Friday, September 14, 2012

All the Pretty Horses by Cormac McCarthy ***

I've always loved horses.  Watching them run in a horse race is one of my favorite things to do, though I've never seen a race live--just on TV.  I took a riding class in college for one of my PE credits & learned to ride English.
But I have to admit that I still sometimes get scared of how big they are.  I had a lot of trouble when I was younger being assertive with them, letting them know I was boss.  I haven't ridden one now for 20 years, so I don't know how I'd handle it.  I've changed a lot in the past 20 years, I might be more confident about being in charge.  Or I might be less.
John Grady Cole is the hero of All the Pretty Horses, and he has a great love of the animals.  He seems to be able to sense things about them that others can't, and he values them almost as much as he values people.  He's a very loyal young man with a firm sense of who he is.  And he's only 16 years old when he and his pal Lacy Rawlins decide to head south into Mexico to seek their fortunes.  John Grady has nothing to lose--the ranch he grew up on was owned by his maternal grandfather.  When his grandpa dies the ownership went to his mother, who is a want-to-be actress who hates living on the ranch.  His parents are estranged, especially after his father was presumed dead during WWII while a POW in the South Pacific.  And so the ranch will be sold.  And everything that's important for John Grady will be gone.

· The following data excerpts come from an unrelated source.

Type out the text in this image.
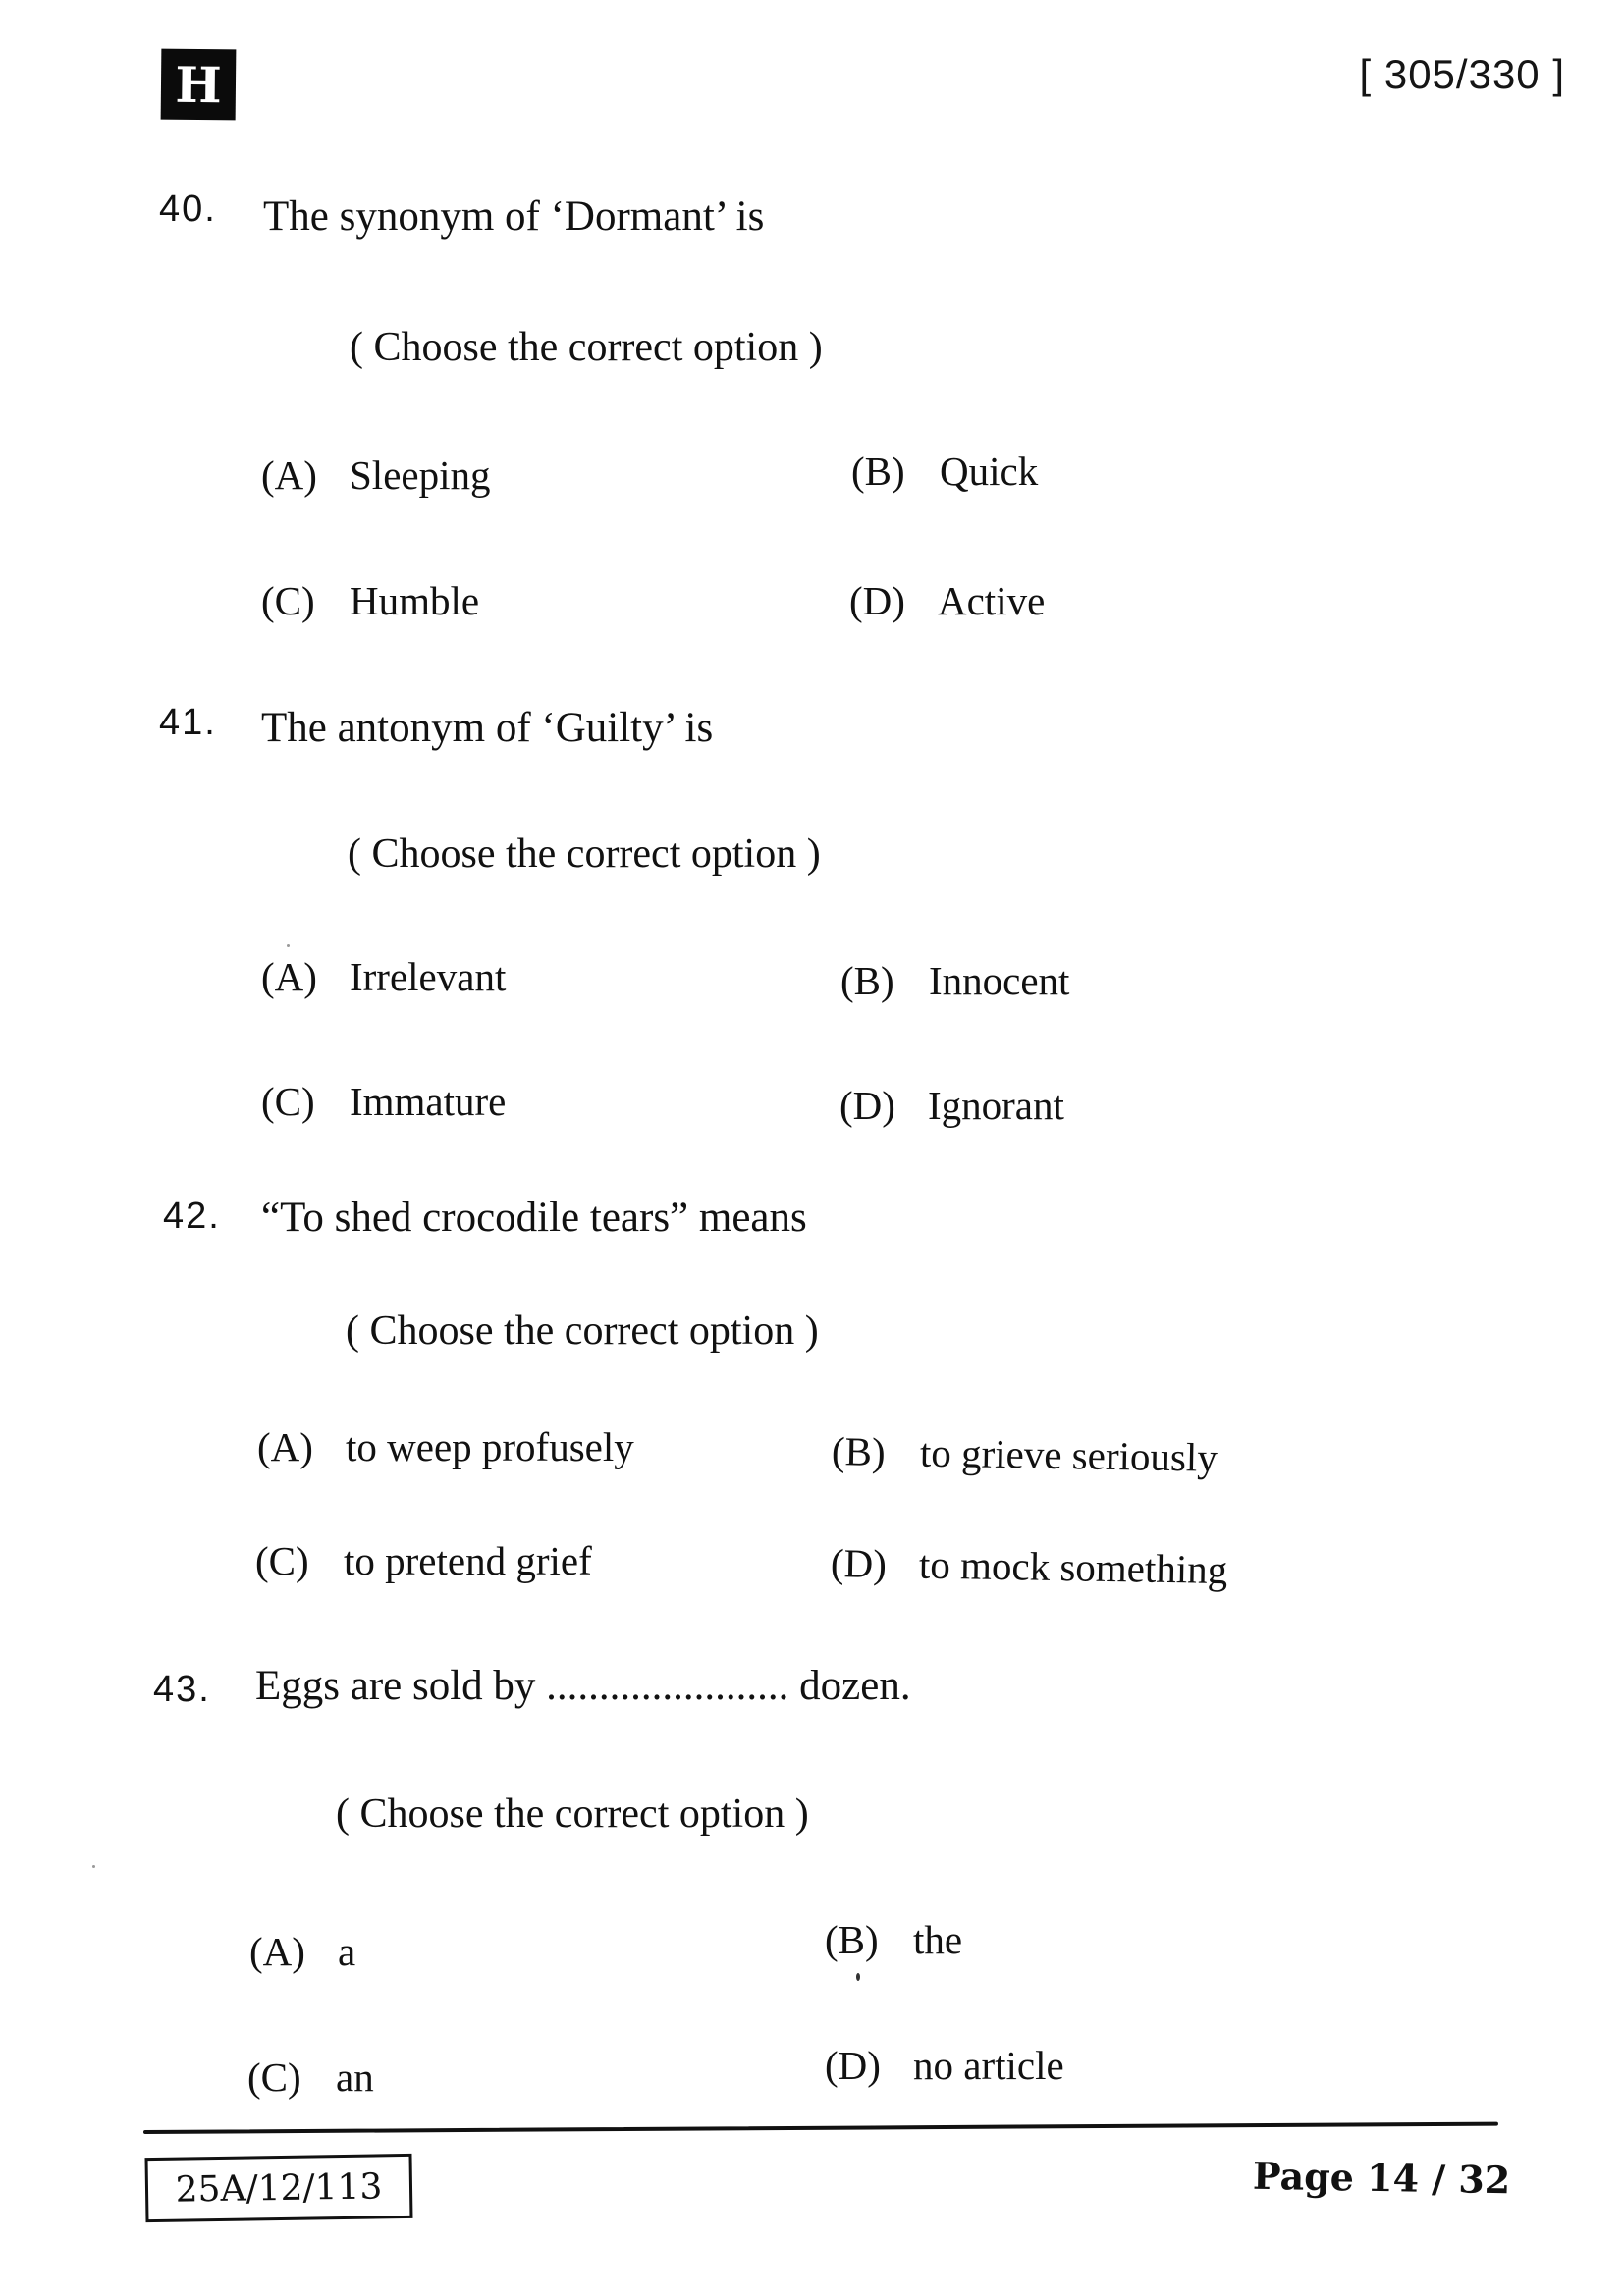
H	[ 305/330 ]
40. The synonym of ‘Dormant’ is
( Choose the correct option )
(A) Sleeping	(B) Quick
(C) Humble	(D) Active
41. The antonym of ‘Guilty’ is
( Choose the correct option )
(A) Irrelevant	(B) Innocent
(C) Immature	(D) Ignorant
42. “To shed crocodile tears” means
( Choose the correct option )
(A) to weep profusely	(B) to grieve seriously
(C) to pretend grief	(D) to mock something
43. Eggs are sold by ....................... dozen.
( Choose the correct option )
(A) a	(B) the
(C) an	(D) no article
25A/12/113	Page 14 / 32
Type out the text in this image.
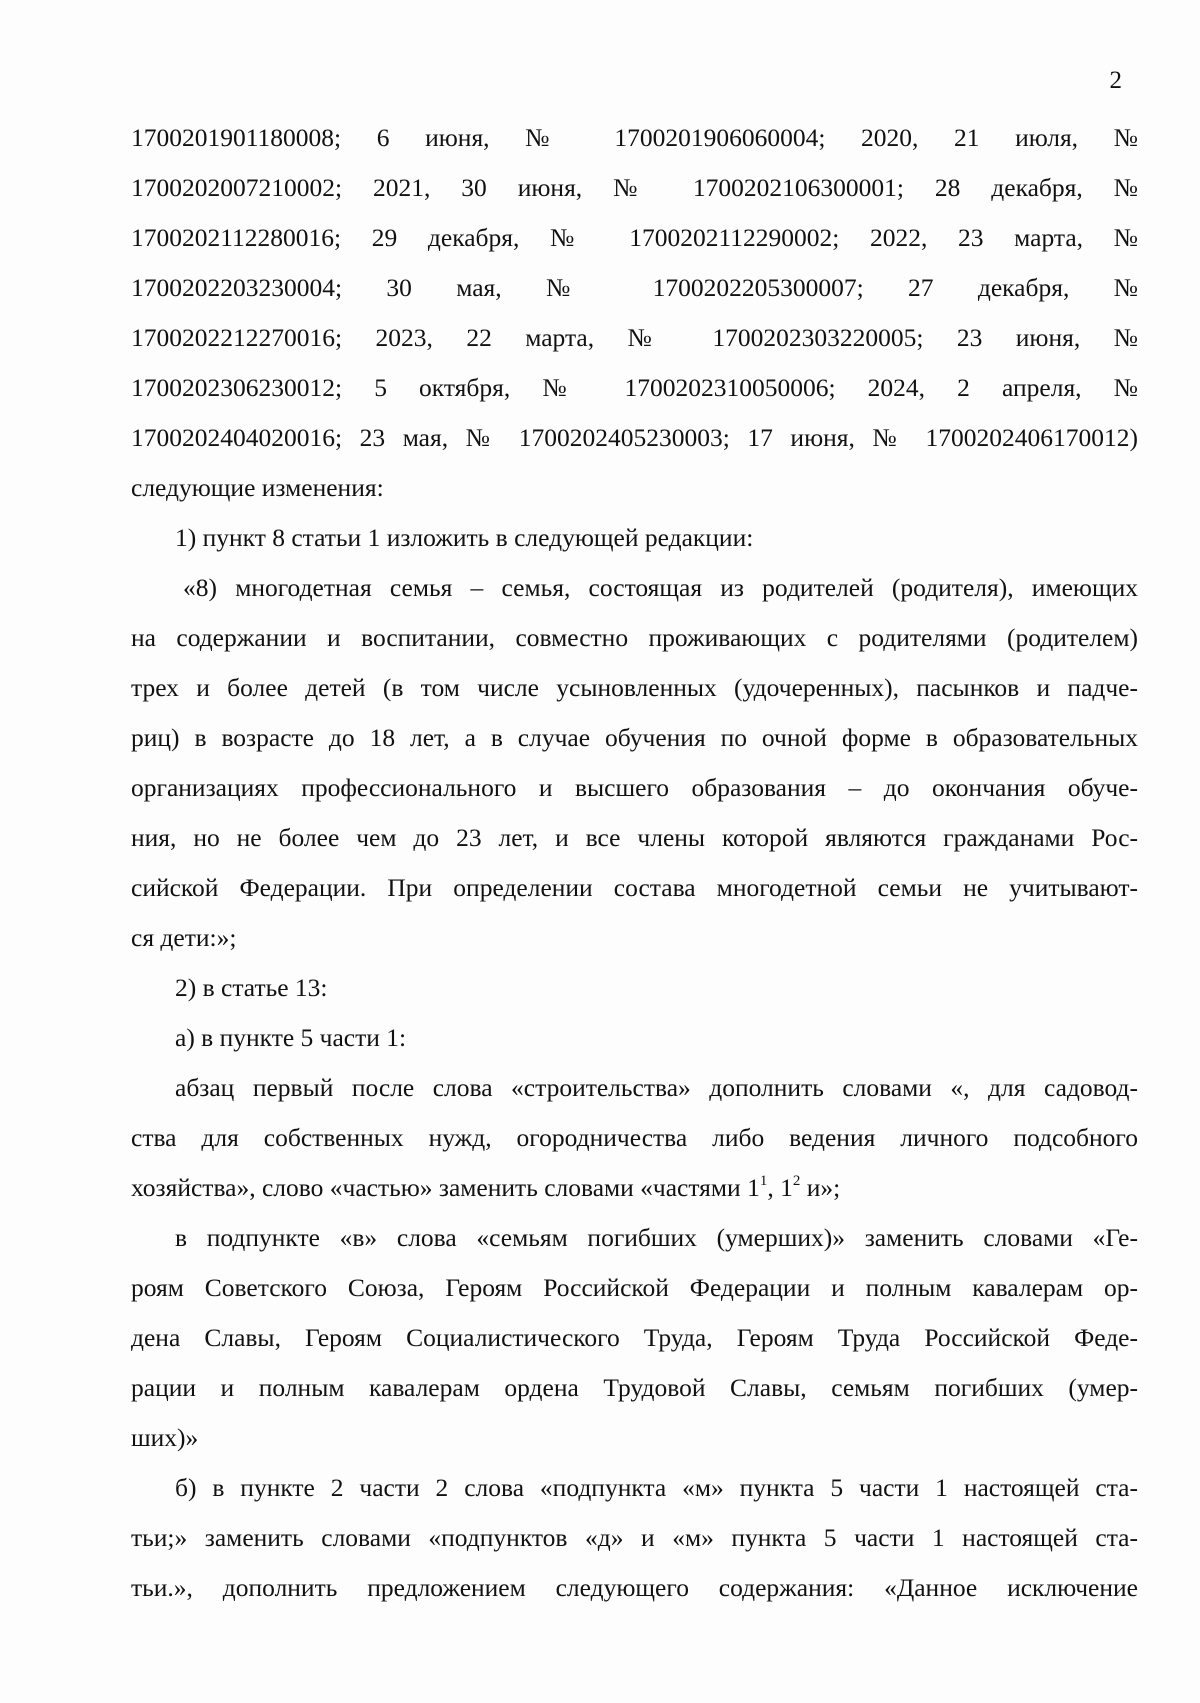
2
1700201901180008; 6 июня, № 1700201906060004; 2020, 21 июля, №
1700202007210002; 2021, 30 июня, № 1700202106300001; 28 декабря, №
1700202112280016; 29 декабря, № 1700202112290002; 2022, 23 марта, №
1700202203230004; 30 мая, № 1700202205300007; 27 декабря, №
1700202212270016; 2023, 22 марта, № 1700202303220005; 23 июня, №
1700202306230012; 5 октября, № 1700202310050006; 2024, 2 апреля, №
1700202404020016; 23 мая, № 1700202405230003; 17 июня, № 1700202406170012)
следующие изменения:
1) пункт 8 статьи 1 изложить в следующей редакции:
«8) многодетная семья – семья, состоящая из родителей (родителя), имеющих
на содержании и воспитании, совместно проживающих с родителями (родителем)
трех и более детей (в том числе усыновленных (удочеренных), пасынков и падче-
риц) в возрасте до 18 лет, а в случае обучения по очной форме в образовательных
организациях профессионального и высшего образования – до окончания обуче-
ния, но не более чем до 23 лет, и все члены которой являются гражданами Рос-
сийской Федерации. При определении состава многодетной семьи не учитывают-
ся дети:»;
2) в статье 13:
а) в пункте 5 части 1:
абзац первый после слова «строительства» дополнить словами «, для садовод-
ства для собственных нужд, огородничества либо ведения личного подсобного
хозяйства», слово «частью» заменить словами «частями $1^1$, $1^2$ и»;
в подпункте «в» слова «семьям погибших (умерших)» заменить словами «Ге-
роям Советского Союза, Героям Российской Федерации и полным кавалерам ор-
дена Славы, Героям Социалистического Труда, Героям Труда Российской Феде-
рации и полным кавалерам ордена Трудовой Славы, семьям погибших (умер-
ших)»
б) в пункте 2 части 2 слова «подпункта «м» пункта 5 части 1 настоящей ста-
тьи;» заменить словами «подпунктов «д» и «м» пункта 5 части 1 настоящей ста-
тьи.», дополнить предложением следующего содержания: «Данное исключение
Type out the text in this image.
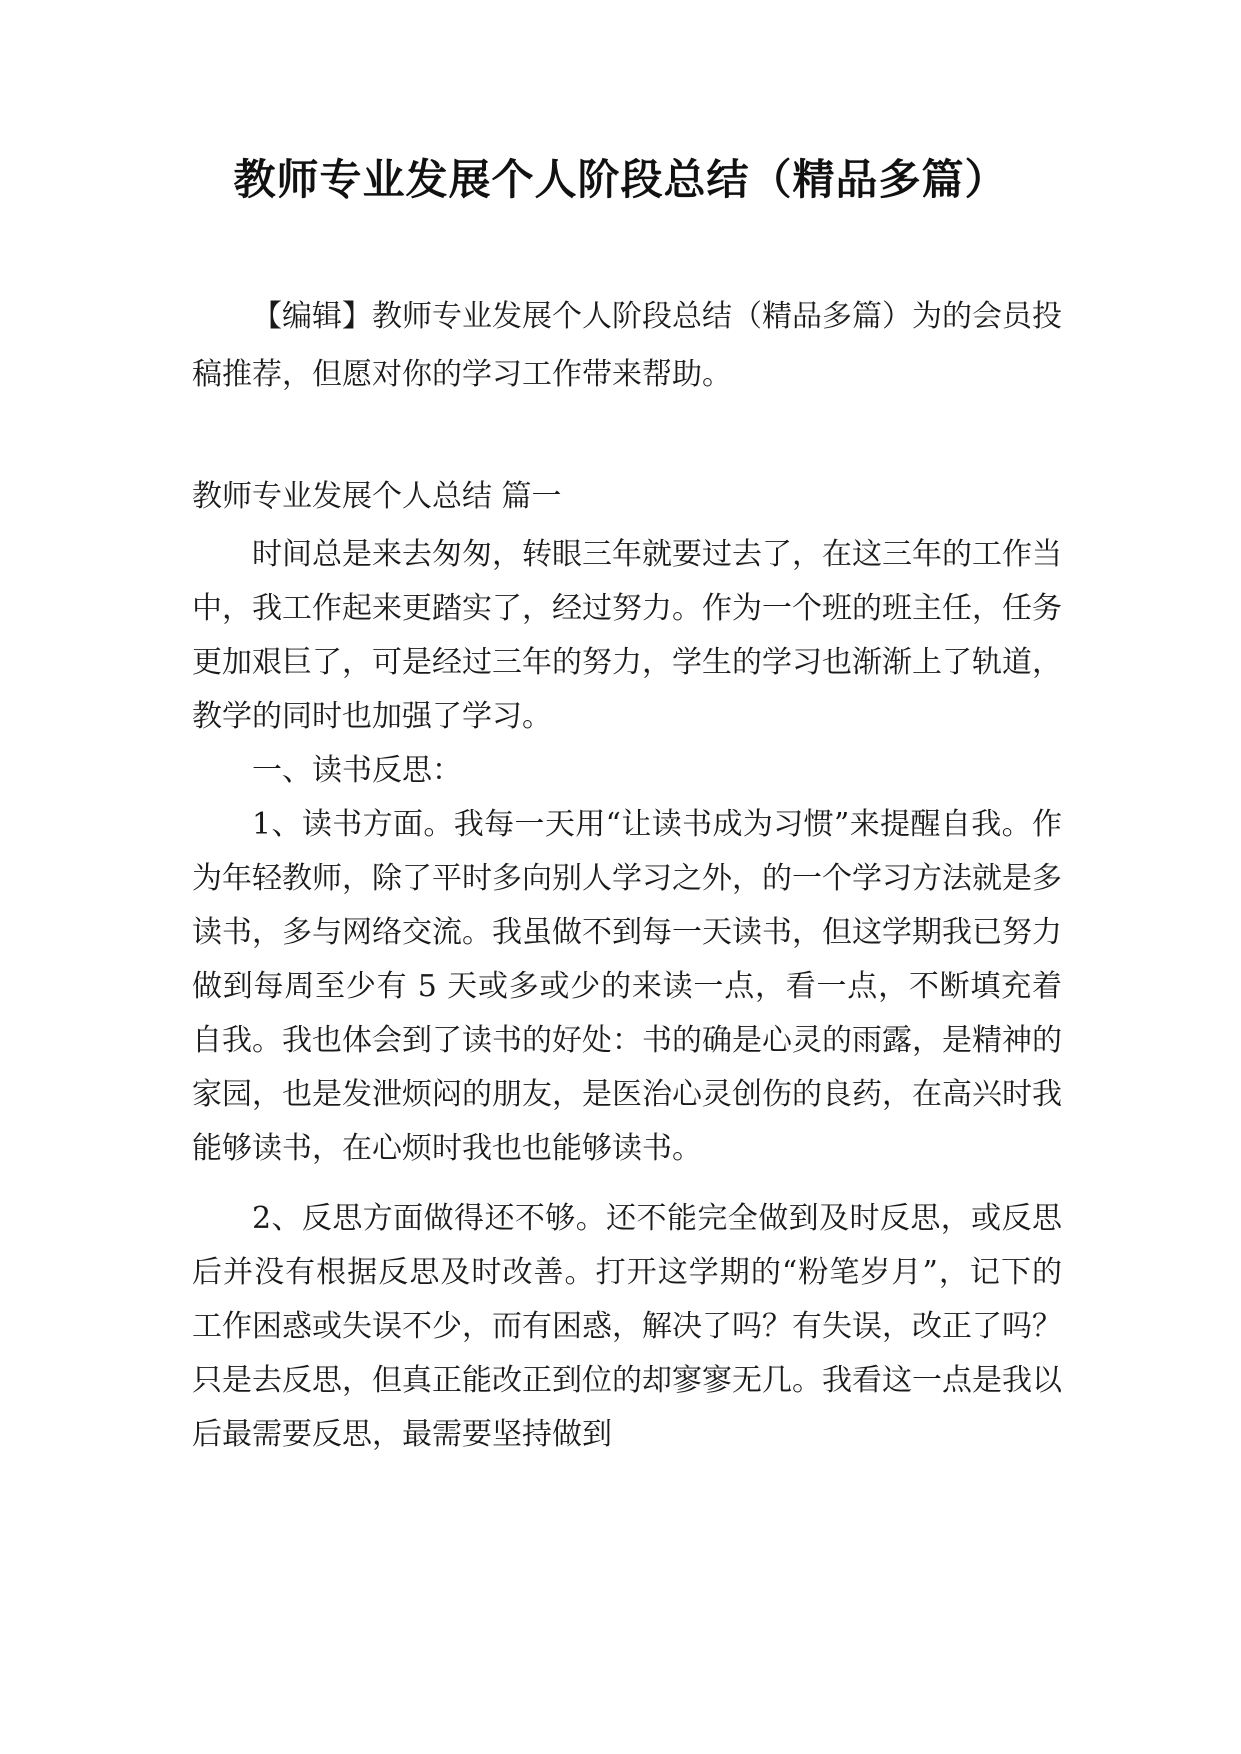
教师专业发展个人阶段总结（精品多篇）

【编辑】教师专业发展个人阶段总结（精品多篇）为的会员投稿推荐，但愿对你的学习工作带来帮助。

教师专业发展个人总结 篇一

时间总是来去匆匆，转眼三年就要过去了，在这三年的工作当中，我工作起来更踏实了，经过努力。作为一个班的班主任，任务更加艰巨了，可是经过三年的努力，学生的学习也渐渐上了轨道，教学的同时也加强了学习。

一、读书反思：

1、读书方面。我每一天用“让读书成为习惯”来提醒自我。作为年轻教师，除了平时多向别人学习之外，的一个学习方法就是多读书，多与网络交流。我虽做不到每一天读书，但这学期我已努力做到每周至少有 5 天或多或少的来读一点，看一点，不断填充着自我。我也体会到了读书的好处：书的确是心灵的雨露，是精神的家园，也是发泄烦闷的朋友，是医治心灵创伤的良药，在高兴时我能够读书，在心烦时我也也能够读书。

2、反思方面做得还不够。还不能完全做到及时反思，或反思后并没有根据反思及时改善。打开这学期的“粉笔岁月”，记下的工作困惑或失误不少，而有困惑，解决了吗？有失误，改正了吗？只是去反思，但真正能改正到位的却寥寥无几。我看这一点是我以后最需要反思，最需要坚持做到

This story of the boys' misadventures in Mexico has some humorous moments, especially whenever Rawlins is involved.  You can just hear these boys talking to each other in their Texas drawls, Rawlins wearing his new boots, breaking some horses.
But mostly the story is about the brutality of our southern neighbor.  The absolute and irrevocable justice of life, the common story of wrongful death.  I wish I could say Mexico has changed a lot since the 1950's, the setting for this book.  But as many of us know, the violence of Mexico lives on, and tries to spread over the border into the US constantly and successfully.
Quite a few years ago this book was the choice for the Reader's Review on the Diahn Rehm Show on NPR.  I hadn't read it yet, but I remember one of the readers mentioning that the profound reasoning and deep introspection of John Grady Cole just didn't fit with any 16 year old boy he'd ever met.  I have to agree.  I don't understand why the two main heroes weren't portrayed just a few years older, but Cormac McCarthy may have his reasoning.  I know this is the first of three books about this part of the country at this time, called collectively The Border Trilogy.
Overall I thought some of the imagery of the book both beautiful and haunting.  It was an upsetting book in it's violence, but not in it's presence.  It's hard for me to explain, but maybe it's because of it's unfairness.  I think as I get older I've become less of a realist and more shallow in some ways--I just want to read something where everyone is OK in the end.
This was a beautifully written book, but I don't see myself reading the other two books in the trilogy.  I just wasn't able to take the reins of this book and control it--in the end it controlled me and got me down.